I hear many men say their wives or girlfriends just lost interest in sex.  They wonder why.  In the beginning it seemed all hot.  Though it is natural for the sex to slow down some, often it's more to it than something to just be accepted as normal.  It usually boils down to boredom or the fact that it starts to feel like a chore or obligation for a woman.

One of two things happen over time.  The sex is always the same and even though she may experience orgasms, it often feels like to her, that is the man's main goal.  Don't get me wrong, it is a goal and one that yes you should absolutely have.  On the other hand if you go at it like a job, just trying to get her to cum, a lot get lost.  Women connect through sex emotionally.  If you aren't giving her that emotional fulfillment, all the orgasms in the world will be lost.  If she feels like you are going about it like you are fixing a car or mowing the lawn, it's just not so much fun anymore, not to mention it leaves a void.

Men often get carried away with the sex, meaning they start to feel very arroused and we women feel pressure to hurry up and cum.  The true sign of this.  If after she reaches an orgasm, you immediately go for getting yours.  While it's nice that you please us first, it starts to feel like the end goal was in fact your pleasure.  Next time your woman climaxes, stop, take your time.  You might be surprised as she reaches a second climax.  We want you to get yours, we really do, but we don't want to feel like we have to hurry up and cum. 

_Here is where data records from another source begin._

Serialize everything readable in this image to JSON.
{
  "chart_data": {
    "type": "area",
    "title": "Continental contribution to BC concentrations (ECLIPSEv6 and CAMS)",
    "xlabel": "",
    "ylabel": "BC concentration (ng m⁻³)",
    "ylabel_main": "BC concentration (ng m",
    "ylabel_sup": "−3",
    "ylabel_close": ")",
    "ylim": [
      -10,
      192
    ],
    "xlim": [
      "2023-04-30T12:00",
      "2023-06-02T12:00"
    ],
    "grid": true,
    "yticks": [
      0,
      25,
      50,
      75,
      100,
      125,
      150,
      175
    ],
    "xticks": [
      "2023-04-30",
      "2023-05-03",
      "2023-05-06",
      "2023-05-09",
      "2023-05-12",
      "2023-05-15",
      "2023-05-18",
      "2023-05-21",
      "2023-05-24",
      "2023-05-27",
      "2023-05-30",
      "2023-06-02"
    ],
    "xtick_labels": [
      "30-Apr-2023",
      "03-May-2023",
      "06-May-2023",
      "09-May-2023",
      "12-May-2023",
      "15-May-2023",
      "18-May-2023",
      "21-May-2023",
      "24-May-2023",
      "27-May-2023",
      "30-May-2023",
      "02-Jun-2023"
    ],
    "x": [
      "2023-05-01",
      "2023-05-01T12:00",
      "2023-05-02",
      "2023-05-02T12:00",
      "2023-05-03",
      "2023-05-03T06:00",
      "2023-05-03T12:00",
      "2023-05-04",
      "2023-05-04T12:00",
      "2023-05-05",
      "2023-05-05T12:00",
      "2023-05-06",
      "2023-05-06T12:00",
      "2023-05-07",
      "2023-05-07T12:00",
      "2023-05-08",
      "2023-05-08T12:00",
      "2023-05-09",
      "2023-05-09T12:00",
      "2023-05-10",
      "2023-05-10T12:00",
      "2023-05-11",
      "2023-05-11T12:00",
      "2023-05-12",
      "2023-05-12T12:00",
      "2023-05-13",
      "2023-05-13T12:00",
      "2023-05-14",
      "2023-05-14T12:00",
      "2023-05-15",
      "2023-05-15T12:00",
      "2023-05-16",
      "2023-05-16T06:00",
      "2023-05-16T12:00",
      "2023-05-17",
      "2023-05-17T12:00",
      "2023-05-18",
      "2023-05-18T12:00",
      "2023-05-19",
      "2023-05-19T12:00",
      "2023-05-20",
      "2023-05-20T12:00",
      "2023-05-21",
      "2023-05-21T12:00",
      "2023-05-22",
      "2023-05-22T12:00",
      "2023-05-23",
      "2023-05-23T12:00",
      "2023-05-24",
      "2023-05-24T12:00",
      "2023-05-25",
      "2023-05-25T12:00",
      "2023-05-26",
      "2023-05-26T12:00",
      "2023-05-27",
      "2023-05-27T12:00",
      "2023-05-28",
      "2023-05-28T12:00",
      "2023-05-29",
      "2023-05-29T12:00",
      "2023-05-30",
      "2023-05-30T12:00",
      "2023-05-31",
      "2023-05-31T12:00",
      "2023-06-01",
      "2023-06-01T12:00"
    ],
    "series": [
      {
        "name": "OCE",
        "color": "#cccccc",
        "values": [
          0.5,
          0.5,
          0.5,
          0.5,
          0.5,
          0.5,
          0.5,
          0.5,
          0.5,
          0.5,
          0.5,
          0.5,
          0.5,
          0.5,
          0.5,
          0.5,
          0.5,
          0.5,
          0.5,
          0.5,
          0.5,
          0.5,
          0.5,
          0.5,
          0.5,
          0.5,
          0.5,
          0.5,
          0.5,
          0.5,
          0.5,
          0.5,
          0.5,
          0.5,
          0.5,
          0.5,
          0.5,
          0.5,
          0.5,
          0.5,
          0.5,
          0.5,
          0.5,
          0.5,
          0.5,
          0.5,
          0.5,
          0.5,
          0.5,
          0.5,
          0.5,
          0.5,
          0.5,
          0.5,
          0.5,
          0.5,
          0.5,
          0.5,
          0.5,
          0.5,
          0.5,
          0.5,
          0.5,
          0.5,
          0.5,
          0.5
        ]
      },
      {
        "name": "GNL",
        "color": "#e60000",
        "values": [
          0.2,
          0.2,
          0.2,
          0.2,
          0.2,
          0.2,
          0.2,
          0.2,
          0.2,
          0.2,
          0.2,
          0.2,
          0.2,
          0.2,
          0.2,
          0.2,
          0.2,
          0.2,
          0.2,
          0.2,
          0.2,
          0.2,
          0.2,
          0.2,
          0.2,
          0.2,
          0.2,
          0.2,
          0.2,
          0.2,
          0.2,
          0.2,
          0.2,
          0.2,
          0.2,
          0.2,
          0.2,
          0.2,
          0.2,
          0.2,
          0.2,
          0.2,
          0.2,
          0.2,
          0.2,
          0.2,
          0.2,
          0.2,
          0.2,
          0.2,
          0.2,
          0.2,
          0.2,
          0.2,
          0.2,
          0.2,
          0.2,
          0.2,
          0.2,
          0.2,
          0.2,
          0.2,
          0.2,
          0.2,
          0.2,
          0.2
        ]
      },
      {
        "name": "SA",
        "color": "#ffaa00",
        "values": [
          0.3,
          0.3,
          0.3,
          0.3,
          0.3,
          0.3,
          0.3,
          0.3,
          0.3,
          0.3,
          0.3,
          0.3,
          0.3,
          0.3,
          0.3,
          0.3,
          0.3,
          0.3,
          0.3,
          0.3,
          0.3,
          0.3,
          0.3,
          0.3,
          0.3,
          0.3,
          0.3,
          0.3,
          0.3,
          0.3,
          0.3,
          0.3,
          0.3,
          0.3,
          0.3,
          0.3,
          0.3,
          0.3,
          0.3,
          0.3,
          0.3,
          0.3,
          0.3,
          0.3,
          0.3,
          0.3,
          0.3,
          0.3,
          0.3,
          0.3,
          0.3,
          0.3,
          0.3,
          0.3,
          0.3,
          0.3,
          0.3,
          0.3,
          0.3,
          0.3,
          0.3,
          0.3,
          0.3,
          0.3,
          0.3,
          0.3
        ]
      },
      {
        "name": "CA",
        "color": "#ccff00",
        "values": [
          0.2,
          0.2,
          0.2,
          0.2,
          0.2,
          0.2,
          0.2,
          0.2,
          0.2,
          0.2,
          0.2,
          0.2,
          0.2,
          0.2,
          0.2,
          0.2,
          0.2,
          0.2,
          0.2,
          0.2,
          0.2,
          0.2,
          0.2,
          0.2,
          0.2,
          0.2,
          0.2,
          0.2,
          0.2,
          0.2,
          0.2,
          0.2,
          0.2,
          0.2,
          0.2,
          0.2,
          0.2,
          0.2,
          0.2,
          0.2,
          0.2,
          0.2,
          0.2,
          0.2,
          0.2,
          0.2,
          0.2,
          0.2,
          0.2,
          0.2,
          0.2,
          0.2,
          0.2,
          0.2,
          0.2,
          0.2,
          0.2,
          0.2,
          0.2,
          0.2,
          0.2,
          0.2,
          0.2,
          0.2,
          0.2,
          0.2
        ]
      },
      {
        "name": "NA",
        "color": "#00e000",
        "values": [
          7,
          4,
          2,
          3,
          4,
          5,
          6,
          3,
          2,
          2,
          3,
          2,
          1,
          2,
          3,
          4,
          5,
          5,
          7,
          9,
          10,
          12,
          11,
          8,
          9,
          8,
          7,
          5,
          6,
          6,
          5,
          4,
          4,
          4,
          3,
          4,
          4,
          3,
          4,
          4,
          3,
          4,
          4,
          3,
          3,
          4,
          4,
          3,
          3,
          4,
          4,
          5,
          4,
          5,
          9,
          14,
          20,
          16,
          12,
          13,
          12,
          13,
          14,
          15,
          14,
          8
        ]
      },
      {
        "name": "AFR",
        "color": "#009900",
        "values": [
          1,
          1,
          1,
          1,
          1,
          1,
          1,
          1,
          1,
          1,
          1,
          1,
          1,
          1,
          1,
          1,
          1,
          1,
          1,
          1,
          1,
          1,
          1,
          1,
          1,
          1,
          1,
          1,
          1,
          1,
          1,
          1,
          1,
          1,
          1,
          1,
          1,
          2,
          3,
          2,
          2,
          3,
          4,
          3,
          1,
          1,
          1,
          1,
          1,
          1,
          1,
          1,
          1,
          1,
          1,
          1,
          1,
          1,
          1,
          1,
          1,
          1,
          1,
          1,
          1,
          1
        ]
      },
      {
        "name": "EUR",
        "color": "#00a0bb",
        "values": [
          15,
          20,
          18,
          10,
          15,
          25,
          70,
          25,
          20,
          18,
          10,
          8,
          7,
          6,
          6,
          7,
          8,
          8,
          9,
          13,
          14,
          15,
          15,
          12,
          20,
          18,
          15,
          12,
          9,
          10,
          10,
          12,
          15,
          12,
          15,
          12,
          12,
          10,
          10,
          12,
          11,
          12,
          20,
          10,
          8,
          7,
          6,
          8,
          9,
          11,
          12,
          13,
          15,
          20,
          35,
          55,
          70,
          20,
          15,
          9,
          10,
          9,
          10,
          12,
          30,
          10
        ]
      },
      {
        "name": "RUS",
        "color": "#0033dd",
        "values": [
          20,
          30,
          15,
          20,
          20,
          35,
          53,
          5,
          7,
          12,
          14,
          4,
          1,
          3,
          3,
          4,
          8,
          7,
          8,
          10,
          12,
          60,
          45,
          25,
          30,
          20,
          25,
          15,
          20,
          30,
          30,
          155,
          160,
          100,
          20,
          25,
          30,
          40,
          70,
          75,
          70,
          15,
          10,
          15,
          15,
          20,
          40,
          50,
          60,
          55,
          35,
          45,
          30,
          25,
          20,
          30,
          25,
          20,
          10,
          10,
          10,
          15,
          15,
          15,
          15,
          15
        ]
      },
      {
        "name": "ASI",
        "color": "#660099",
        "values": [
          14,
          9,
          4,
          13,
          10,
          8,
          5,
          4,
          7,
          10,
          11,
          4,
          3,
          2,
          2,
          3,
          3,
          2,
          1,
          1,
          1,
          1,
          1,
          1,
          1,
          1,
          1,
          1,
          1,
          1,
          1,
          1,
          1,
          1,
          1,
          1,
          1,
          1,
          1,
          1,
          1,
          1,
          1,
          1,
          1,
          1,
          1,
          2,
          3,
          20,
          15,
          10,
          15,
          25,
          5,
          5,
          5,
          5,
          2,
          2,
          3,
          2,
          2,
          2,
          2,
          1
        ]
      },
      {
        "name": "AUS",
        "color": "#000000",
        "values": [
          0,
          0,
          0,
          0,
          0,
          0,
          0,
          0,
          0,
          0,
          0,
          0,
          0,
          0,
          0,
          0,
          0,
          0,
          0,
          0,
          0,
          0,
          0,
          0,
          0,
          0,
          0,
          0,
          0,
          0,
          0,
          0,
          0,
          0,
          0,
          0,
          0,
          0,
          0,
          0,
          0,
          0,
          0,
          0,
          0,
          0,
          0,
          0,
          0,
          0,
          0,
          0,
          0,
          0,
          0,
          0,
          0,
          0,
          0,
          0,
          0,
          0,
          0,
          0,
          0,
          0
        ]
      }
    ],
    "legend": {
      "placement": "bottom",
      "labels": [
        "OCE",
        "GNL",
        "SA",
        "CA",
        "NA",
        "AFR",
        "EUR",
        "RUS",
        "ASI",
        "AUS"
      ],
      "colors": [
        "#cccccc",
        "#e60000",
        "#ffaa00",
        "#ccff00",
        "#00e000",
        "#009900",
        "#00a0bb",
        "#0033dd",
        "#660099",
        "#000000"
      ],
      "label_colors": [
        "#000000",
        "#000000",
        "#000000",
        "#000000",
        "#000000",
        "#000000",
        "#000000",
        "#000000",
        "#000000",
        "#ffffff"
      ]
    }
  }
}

I was involved once upon a time with a man who had been married previously for 30 years.  He was a wonderful man.  After our relationship turned sexual though, I completely understood why he hadn't been getting sex in his marriage.  He was like a kid in a candy store.  It became all about how many ways he could cum.  Yes he pleased me, but I often felt like that was just a by product of his sexual pleasure.  I began to feel cheap.  He wanted me to do some weird stuff.  He put pressure on me and went about getting his weird stuff from the perception of a man.  Women don't think like men when it comes to sex.

I can guarantee a woman would be more likely to do many things for you if she didn't feel like sex always had to be the end result.  Take the pressure off of her, and the sex will come.  She may enjoy rubbing your back, but she doesn't feel inclined to do so because men often translate this kind of touching to she wants it NOW and this isn't always the case.  What she wants is the connection.  Give her that, you will get the sex.

It's the man coming up behind his wife in the kitchen thing.  He humps on her as she washes dishes.  To him, this can be a turn on and he gets an erection.  I can assure you very few women get wet being humped on from behind in the kitchen.  In fact it annoys most women to no end because she now knows he wants sex.

In summary, slow down cowboy.  Take it easy and slow.  Don't go straight for the spot.  There are times when yes that may be appropriate, as there are times when a quickie is just fine.  For the most part though, going straight for the spot and working to make her cum just feels like something is missing.  You aren't in touch with our true sexuality and that is something we all wish you men would take the time to do.  Understand our sexuality.